White House adviser Navarro to Wall Street: Stay out of U.S.-China trade talks
WASHINGTON (Reuters) – White House adviser Peter Navarro on Friday lashed out at efforts by current and former Wall Street executives to urge the United States and China to resolve their trade dispute, calling them “unregistered foreign agents” who were trying to pressure President Donald Trump into a deal.
“When these unpaid foreign agents engage in this kind of diplomacy, so-called diplomacy, all they do is weaken this president and his negotiating position. No good can come of this. If there is a deal, if and when there is a deal, it will be on President Donald J. Trump’s terms, not Wall Street terms,” Navarro said at the Center for Strategic and International Studies in Washington.
Trump is due to meet with Chinese President Xi Jinping in Buenos Aires, Argentina, at the end of November on the sidelines of a G20 leaders summit to discuss a possible way out of their deepening trade war.
In recent weeks, executives such as Blackstone Group (BX.N) Chief Executive Stephen Schwartzman and Henry Paulson, former U.S. Treasury Secretary and Goldman Sachs (GS.N) chairman, have met with officials on both sides to press for a resolution.

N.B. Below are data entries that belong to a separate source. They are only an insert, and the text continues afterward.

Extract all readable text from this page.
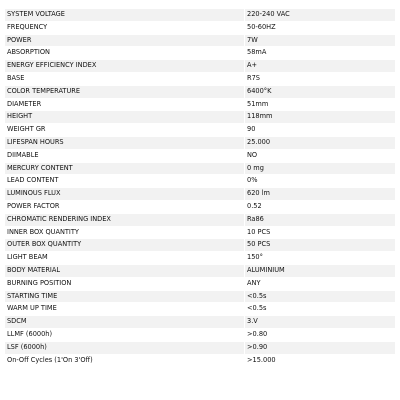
SYSTEM VOLTAGE	220-240 VAC
FREQUENCY	50-60HZ
POWER	7W
ABSORPTION	58mA
ENERGY EFFICIENCY INDEX	A+
BASE	R7S
COLOR TEMPERATURE	6400°K
DIAMETER	51mm
HEIGHT	118mm
WEIGHT GR	90
LIFESPAN HOURS	25.000
DIIMABLE	NO
MERCURY CONTENT	0 mg
LEAD CONTENT	0%
LUMINOUS FLUX	620 lm
POWER FACTOR	0.52
CHROMATIC RENDERING INDEX	Ra86
INNER BOX QUANTITY	10 PCS
OUTER BOX QUANTITY	50 PCS
LIGHT BEAM	150°
BODY MATERIAL	ALUMINIUM
BURNING POSITION	ANY
STARTING TIME	<0.5s
WARM UP TIME	<0.5s
SDCM	3.V
LLMF (6000h)	>0.80
LSF (6000h)	>0.90
On-Off Cycles (1'On 3'Off)	>15.000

Paulson, in remarks in Singapore on Tuesday, warned of a new “economic Iron Curtain” being erected between the United States and China that will undo the benefits of globalization.
“Unless these broader and deeper issues are addressed, we are in for a long winter in U.S.-China relations,” Paulson told an economic forum.
Navarro said he believed such efforts by Wall Street were not needed by Trump and were counterproductive.